To supplement the groundwater supply during the yearly high-demand period between April and November, an artificial recharge system draws water from the Eramosa River into an infiltration trench, keeping the spring filled up to a potentiometric surface so that it can remain at full capacity even as demand from the city drains it. Of this, roughly 50% of the water taken from the river is recovered while the remainder returns to the river; a 2017 survey using infrared imagery found several groundwater seeps where the Arkell Spring feeds into the Eramosa River. A 1982 report by the Grand River Implementation Committee determined that the recharge system would allow the city of Guelph to keep up with demand for drinking water until 2031, and recommended the Arkell Springs system be expanded by 2021; a 2014 report suggested that demand would actually outmatch supply by 2023. A Class Environmental Assessment performed by Guelph between 1999 and 2006 investigated the potential expansion of the Arkell Springs system, and a 2009 study found that the Eramosa/Arkell Intake was the only subwatershed of the Grand River at risk of being stressed by local demand. Additional bedrock wells installed during the 2011-2012 season have increased the system's output by 6,900-8,000 m^{3} per day.

Municipal studies have investigated the possibility that the water could become contaminated by chemical spills and pollution from the Eramosa River.

==Conservation==
In 1964, red pine plantations were established around the Arkell Spring Grounds. An initiative by the Guelph municipal government is reforesting the Arkell Spring area to improve the amount and quality of groundwater available. As the introduced red pine population thins due to poor soil conditions and overpopulation, the Guelph municipal government seeds endemic plants to replace them and create a more diverse forest environment. Rather than allow the pines to die off naturally, they are cut down outside of wildlife breeding seasons, with some being removed while others are left to decompose.

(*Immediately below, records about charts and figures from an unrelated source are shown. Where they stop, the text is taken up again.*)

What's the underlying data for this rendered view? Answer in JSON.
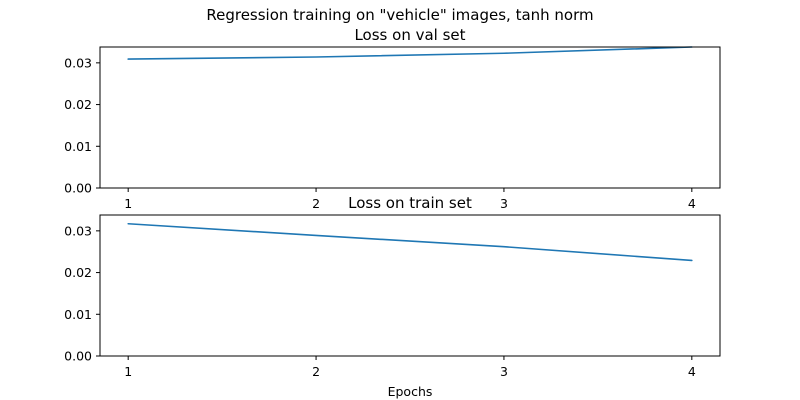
{
  "figure": {
    "title": "Regression training on \"vehicle\" images, tanh norm"
  },
  "chart_data": [
    {
      "type": "line",
      "title": "Loss on val set",
      "xlabel": "",
      "ylabel": "",
      "x": [
        1,
        2,
        3,
        4
      ],
      "x_ticks": [
        "1",
        "2",
        "3",
        "4"
      ],
      "y_ticks": [
        "0.00",
        "0.01",
        "0.02",
        "0.03"
      ],
      "xlim": [
        0.85,
        4.15
      ],
      "ylim": [
        0,
        0.0338
      ],
      "grid": false,
      "series": [
        {
          "values": [
            0.0309,
            0.0314,
            0.0323,
            0.0338
          ],
          "color": "#1f77b4"
        }
      ]
    },
    {
      "type": "line",
      "title": "Loss on train set",
      "xlabel": "Epochs",
      "ylabel": "",
      "x": [
        1,
        2,
        3,
        4
      ],
      "x_ticks": [
        "1",
        "2",
        "3",
        "4"
      ],
      "y_ticks": [
        "0.00",
        "0.01",
        "0.02",
        "0.03"
      ],
      "xlim": [
        0.85,
        4.15
      ],
      "ylim": [
        0,
        0.0338
      ],
      "grid": false,
      "series": [
        {
          "values": [
            0.0317,
            0.0289,
            0.0262,
            0.0229
          ],
          "color": "#1f77b4"
        }
      ]
    }
  ]
}
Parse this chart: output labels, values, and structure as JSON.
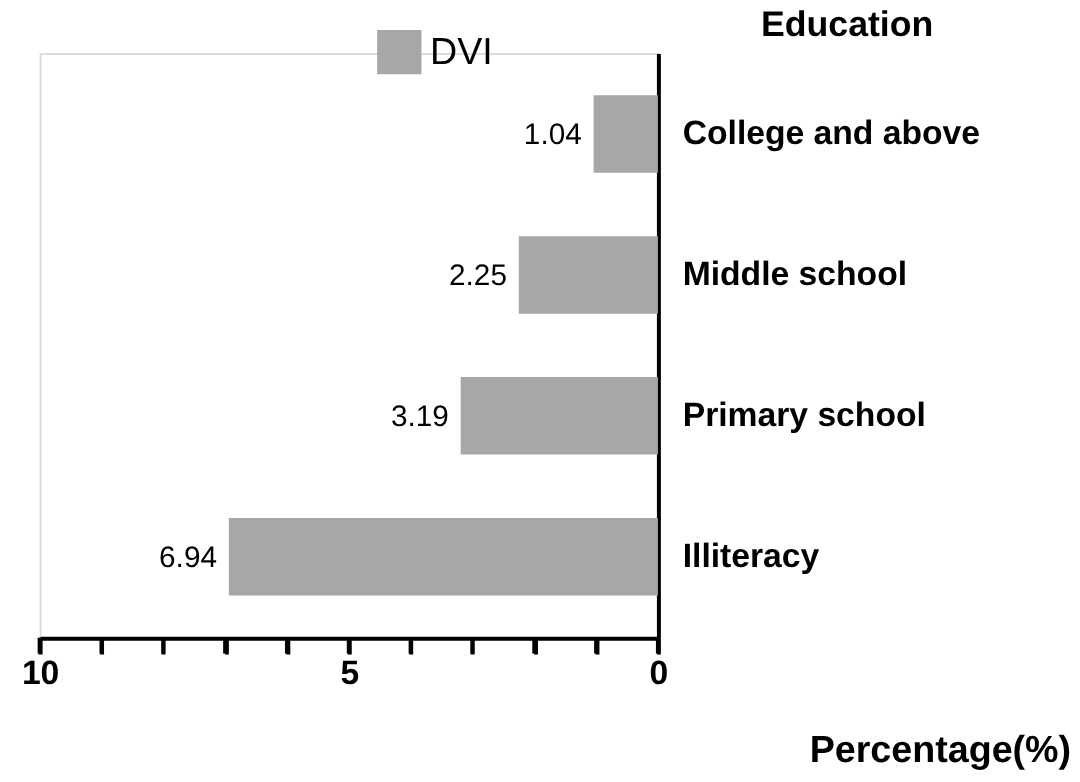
{
  "chart_data": {
    "type": "bar",
    "orientation": "horizontal",
    "ylabel": "Education",
    "xlabel": "Percentage(%)",
    "categories": [
      "College and above",
      "Middle  school",
      "Primary school",
      "Illiteracy"
    ],
    "series": [
      {
        "name": "DVI",
        "color": "#a7a7a9",
        "values": [
          1.04,
          2.25,
          3.19,
          6.94
        ]
      }
    ],
    "xlim": [
      10,
      0
    ],
    "xticks": [
      10,
      {
        "value": 9,
        "label": null
      },
      {
        "value": 8,
        "label": null
      },
      {
        "value": 7,
        "label": null
      },
      {
        "value": 6,
        "label": null
      },
      5,
      {
        "value": 4,
        "label": null
      },
      {
        "value": 3,
        "label": null
      },
      {
        "value": 2,
        "label": null
      },
      {
        "value": 1,
        "label": null
      },
      0
    ],
    "data_labels": true,
    "legend": "top",
    "grid": false
  }
}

Nearby landowners have also contributed to diversifying the woodland. In early 2007, the owners of the Cove Valley Farm in Halton, which borders the Arkell Spring area, were granted the 2006 Watershed Award by the Grand River Conservation Authority for conservation efforts such as the planting of 7,000 white pines beginning in 1980 and their construction of a roofed manure storage area which limits the amount of runoff pollution entering the groundwater reserves.

==Recreation==
The Arkell Spring Grounds is not a public park. However, certain sections of the property are managed by the Guelph Hiking Club and the Guelph Off-Road Biking Association (GORBA). The two groups maintain over a dozen marked trails on the Arkell Spring Grounds. Only members of their organizations are allowed to use the trails on the property.

There are roughly 10 km of trails on the Arkell Spring Grounds. Hiking trails are maintained by the Guelph Hiking Club and marked with red and blue signage, while bike paths are maintained by GORBA and have yellow and green signage. Mixed-use trails are maintained by both organizations. Common hazards encountered on the property include large rocks, above-ground roots, and steep inclines.

The sections of the Arkell Spring Grounds which are not accessible by marked trails are considered off-limits in order to protect the water supply and limit visitors' exposure to hazards. Some former trails have been made into operational areas that are now closed to visitors.

There are no parking areas for vehicles on the Arkell Spring Grounds or any adjacent roads, limiting access to the property.